Publication year - 2005
Publication title -
diabetic medicine
Language(s) - English
Resource type - Journals
SCImago Journal Rank - 1.474
H-Index - 145
eISSN - 1464-5491
pISSN - 0742-3071
DOI - 10.1111/j.1464-5491.2004.01444.x
Subject(s) - medicine , insulin glargine , insulin , diabetes mellitus , logistic regression , basal (medicine) , type 1 diabetes , confounding , metabolic control analysis , type 2 diabetes , endocrinology
Aims To compare the effects on glycaemic control after using continuous subcutaneous insulin infusion (CSII) or insulin glargine.
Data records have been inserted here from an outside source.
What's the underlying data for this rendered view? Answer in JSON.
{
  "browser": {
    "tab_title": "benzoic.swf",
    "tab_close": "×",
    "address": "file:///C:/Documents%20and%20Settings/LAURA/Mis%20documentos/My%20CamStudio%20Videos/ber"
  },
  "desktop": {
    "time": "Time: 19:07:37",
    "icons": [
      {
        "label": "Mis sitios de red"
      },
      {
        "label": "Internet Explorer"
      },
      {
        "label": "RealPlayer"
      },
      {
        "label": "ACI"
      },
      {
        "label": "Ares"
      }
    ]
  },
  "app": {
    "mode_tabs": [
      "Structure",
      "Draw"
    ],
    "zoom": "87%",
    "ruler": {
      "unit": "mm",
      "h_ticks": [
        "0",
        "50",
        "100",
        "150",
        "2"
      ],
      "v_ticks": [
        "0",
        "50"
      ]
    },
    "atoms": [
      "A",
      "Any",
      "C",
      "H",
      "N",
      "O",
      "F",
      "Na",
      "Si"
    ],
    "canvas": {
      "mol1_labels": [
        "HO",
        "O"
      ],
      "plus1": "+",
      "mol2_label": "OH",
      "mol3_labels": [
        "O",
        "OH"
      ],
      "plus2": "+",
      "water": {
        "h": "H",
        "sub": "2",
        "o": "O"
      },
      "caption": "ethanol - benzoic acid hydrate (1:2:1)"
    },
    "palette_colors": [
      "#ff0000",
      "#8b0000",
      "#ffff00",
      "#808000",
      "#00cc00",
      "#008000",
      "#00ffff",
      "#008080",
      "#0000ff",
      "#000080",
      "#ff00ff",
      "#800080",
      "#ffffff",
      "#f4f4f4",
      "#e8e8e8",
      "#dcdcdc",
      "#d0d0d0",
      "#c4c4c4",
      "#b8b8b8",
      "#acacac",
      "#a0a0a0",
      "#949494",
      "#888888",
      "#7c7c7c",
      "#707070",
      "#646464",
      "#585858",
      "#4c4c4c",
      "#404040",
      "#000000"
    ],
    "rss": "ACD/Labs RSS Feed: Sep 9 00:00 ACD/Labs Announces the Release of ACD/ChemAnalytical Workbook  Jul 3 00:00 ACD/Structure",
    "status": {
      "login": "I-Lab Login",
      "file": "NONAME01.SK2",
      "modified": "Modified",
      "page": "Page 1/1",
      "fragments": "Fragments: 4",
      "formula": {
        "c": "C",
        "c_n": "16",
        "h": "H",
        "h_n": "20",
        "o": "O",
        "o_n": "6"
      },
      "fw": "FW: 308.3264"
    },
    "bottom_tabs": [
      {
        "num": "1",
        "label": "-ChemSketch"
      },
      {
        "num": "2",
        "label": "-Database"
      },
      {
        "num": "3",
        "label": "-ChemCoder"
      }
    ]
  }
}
Methods Data were obtained from 17 diabetes outpatient clinics in Sweden, employing the same diabetes data management system. Type 1 diabetic patients using multiple dose injections were included prior to starting on either CSII ( n = 563) or glargine ( n = 513). The median duration of therapy was 25 months for CSII and 6 months for glargine. The comparison between the treatment modalities was carried out by multiple regression analysis and logistic regression analysis in an attempt at reducing the influence of confounding factors. Results The mean HbA 1c decrease was 0.59 ± 1.19% for CSII and 0.20 ± 1.07% for glargine ( P < 0.001, when assessed by logistic regression). An additional 0.1% lower HbA 1c would be expected if glargine had been optimized with basal insulin 40–60% of the daily dose. The more pronounced effect of CSII was achieved with a lower daily dosage of insulin. In a multiple regression analysis with a change of HbA 1c as the dependent variable, the following variables were significant: choice of treatment ( P < 0.001), HbA 1c prior to treatment ( P < 0.001) and BMI prior to treatment ( P < 0.01). Conclusion Both regimes improved metabolic control, but CSII resulted in significantly higher reduction in HbA 1c than after insulin glargine treatment, particularly in those individuals who had higher levels of HbA 1c at baseline.